Most Americans collect some kind of travel rewards with their credit cards. As many as two-thirds, actually. And more than a quarter of those just let the miles expire, essentially leaving money owed to them to revert back to the airlines. Most, for instance, don’t actually spend or fly enough in any given year to earn a free flight. So the reward miles add up, then drain away without ever being spent.

Beth Wilensky is a law professor at the University of Michigan. Her husband travels often for business, building up a lot of reward miles they never have time to use. This year, instead of letting them expire, her family redeemed miles to put a family back together.

Her miles let a father pick up his three-year-old son from Michigan and take him to stay with their extended family. The father and son had been separated by immigration officials at the U.S.-Mexico border, and the little boy sent over 2,000 miles away to a holding center. When they were allowed to reunite, there was no assistance offered for travel. Last-minute tickets sell at a premium; without this help, that father or his family could have spent thousands to get their child back.

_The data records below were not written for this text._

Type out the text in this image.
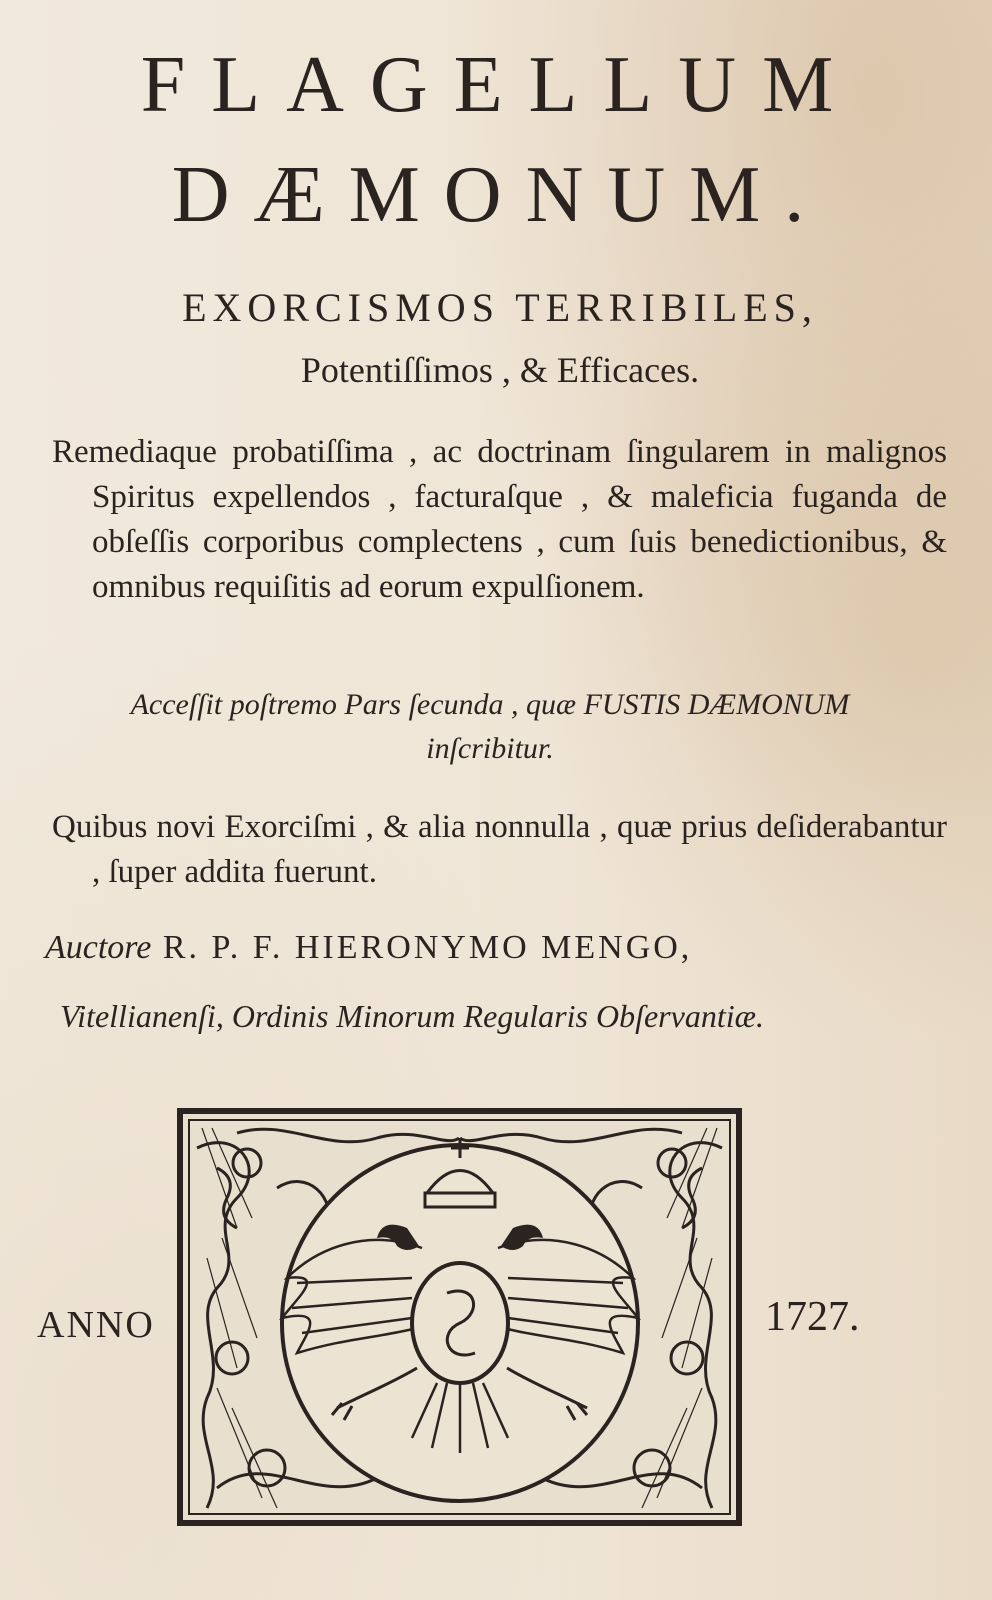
FLAGELLUM
DÆMONUM.
EXORCISMOS TERRIBILES,
Potentiſſimos , & Efficaces.
Remediaque probatiſſima , ac doctrinam ſingularem in malignos Spiritus expellendos , facturaſque , & maleficia fuganda de obſeſſis corporibus complectens , cum ſuis benedictionibus, & omnibus requiſitis ad eorum expulſionem.
Acceſſit poſtremo Pars ſecunda , quæ FUSTIS DÆMONUM inſcribitur.
Quibus novi Exorciſmi , & alia nonnulla , quæ prius deſiderabantur , ſuper addita fuerunt.
Auctore R. P. F. HIERONYMO MENGO,
Vitellianenſi, Ordinis Minorum Regularis Obſervantiæ.
ANNO	1727.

Wilensky tweeted about her experience, offering to coordinate other potential donors, but the response—140,000 likes and 30,000 retweets on Twitter alone—quickly overwhelmed her ability to respond, so she instead connected interested parties to two charities: Miles4Migrants and Michigan Support Circle. By Friday, only four days after her initial tweet, Miles4Migrants had received nearly 6 million donated miles, and Michigan Support Circle had 252 new donors on standby.

It’s a kind of need often overlooked. Travel expenses don’t often seem like a dire strait, but they can be the difference between a family never reunited, an immigrant left homeless with no resources wherever he’s released, and a father and son making it to a safe new home, hearts intact.